You are given an array of non-overlapping intervals intervals where intervals[i] = [starti, endi] represent the start and the end of the ith interval and intervals is sorted in ascending order by starti.

You are also given an interval newInterval = [start, end].

Insert newInterval into intervals such that intervals is still sorted in ascending order by starti and intervals still does not have any overlapping intervals (merge overlapping intervals if necessary).

Return intervals after the insertion and merging processes.

Example 1:

Input: intervals = [[1,3],[6,9]], newInterval = [2,5] Output: [[1,5],[6,9]]

Example 2:

Input: intervals = [[1,2],[3,5],[6,7],[8,10],[12,16]], newInterval = [4,8] Output: [[1,2],[3,10],[12,16]] Explanation: Because the new interval [4,8] overlaps with [3,5],[6,7],[8,10].

Example 3:

Input: intervals = [], newInterval = [5,7] Output: [[5,7]]

Solution

class Solution:
    def insert(self, intervals: list[list[int]], newInterval: list[int]) -> list[list[int]]:
        result = []
        i = 0
        n = len(intervals)

        # Add all intervals that come before newInterval and do not overlap
        while i < n and intervals[i][1] < newInterval[0]:
            result.append(intervals[i])
            i += 1

        # Merge overlapping intervals
        while i < n and intervals[i][0] <= newInterval[1]:
            newInterval[0] = min(newInterval[0], intervals[i][0])
            newInterval[1] = max(newInterval[1], intervals[i][1])
            i += 1
        result.append(newInterval)

        # Add all remaining intervals that come after newInterval and do not overlap
        while i < n:
            result.append(intervals[i])
            i += 1

        return result

Explanation

This problem involves inserting a new interval into a sorted list of non-overlapping intervals and then merging any overlaps. Since the input intervals list is already sorted, we can use a linear scan approach.

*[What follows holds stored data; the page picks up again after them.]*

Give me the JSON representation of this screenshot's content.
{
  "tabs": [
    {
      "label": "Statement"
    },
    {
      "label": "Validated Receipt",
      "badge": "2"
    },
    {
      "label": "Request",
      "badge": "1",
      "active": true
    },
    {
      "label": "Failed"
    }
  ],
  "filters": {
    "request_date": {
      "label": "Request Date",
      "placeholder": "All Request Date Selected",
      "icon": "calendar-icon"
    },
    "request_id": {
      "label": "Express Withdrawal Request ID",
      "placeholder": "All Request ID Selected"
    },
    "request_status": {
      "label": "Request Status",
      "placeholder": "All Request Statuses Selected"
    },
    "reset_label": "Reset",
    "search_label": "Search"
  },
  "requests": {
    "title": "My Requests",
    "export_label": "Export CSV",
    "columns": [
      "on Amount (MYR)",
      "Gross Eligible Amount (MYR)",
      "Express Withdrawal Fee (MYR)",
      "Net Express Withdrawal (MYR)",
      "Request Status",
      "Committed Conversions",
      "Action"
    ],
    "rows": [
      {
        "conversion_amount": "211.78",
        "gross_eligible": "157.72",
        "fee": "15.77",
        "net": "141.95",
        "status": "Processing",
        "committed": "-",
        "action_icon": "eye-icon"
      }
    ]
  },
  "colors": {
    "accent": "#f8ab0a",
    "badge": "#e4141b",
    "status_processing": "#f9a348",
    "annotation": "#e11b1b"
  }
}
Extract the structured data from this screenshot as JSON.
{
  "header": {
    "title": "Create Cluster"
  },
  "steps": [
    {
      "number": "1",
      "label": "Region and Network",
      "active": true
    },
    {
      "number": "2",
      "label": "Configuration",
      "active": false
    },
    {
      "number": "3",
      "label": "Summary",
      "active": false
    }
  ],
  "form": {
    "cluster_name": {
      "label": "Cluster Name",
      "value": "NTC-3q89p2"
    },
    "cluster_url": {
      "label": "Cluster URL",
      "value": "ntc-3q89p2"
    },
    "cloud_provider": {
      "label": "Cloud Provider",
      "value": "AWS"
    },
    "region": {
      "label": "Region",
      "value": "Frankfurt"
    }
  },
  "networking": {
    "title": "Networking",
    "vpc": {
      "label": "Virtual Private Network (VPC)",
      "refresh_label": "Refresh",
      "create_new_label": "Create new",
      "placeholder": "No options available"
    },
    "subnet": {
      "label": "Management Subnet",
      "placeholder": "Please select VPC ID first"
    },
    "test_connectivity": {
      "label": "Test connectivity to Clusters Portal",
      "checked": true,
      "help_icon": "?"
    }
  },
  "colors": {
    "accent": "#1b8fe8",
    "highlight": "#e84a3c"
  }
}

Core Idea: We can divide the existing intervals into three categories relative to the newInterval:

1. Intervals that come completely before newInterval and do not overlap.
2. Intervals that overlap with newInterval.
3. Intervals that come completely after newInterval and do not overlap.

Algorithm:

1. Add Non-Overlapping Intervals (Before):

   • Iterate through intervals from the beginning.
   • Append any interval intervals[i] to result if its end time (intervals[i][1]) is less than the start time of newInterval (newInterval[0]). This means intervals[i] is completely before newInterval and does not overlap.

2. Merge Overlapping Intervals:

   • Continue iterating. Now, we encounter intervals that either overlap with newInterval or come after it.
   • While intervals[i]'s start time (intervals[i][0]) is less than or equal to newInterval's end time (newInterval[1]), it means there is an overlap.
   • During this overlap, we update newInterval by taking the minimum of the start times and the maximum of the end times to encompass all overlapping intervals.
   • Increment i to move to the next interval.
   • After this loop, newInterval will have been expanded to cover all intervals it overlapped with. Append this updated newInterval to result.

3. Add Non-Overlapping Intervals (After):

   • Append all remaining intervals from intervals (from the current i to the end) to result. These intervals are guaranteed not to overlap with the (now merged) newInterval.

Time and Space Complexity:

• Time Complexity: O(N), where N is the number of intervals. We iterate through the list of intervals at most once.
• Space Complexity: O(N) for the result list. In the worst case, no intervals overlap, and result will contain all N intervals plus the newInterval.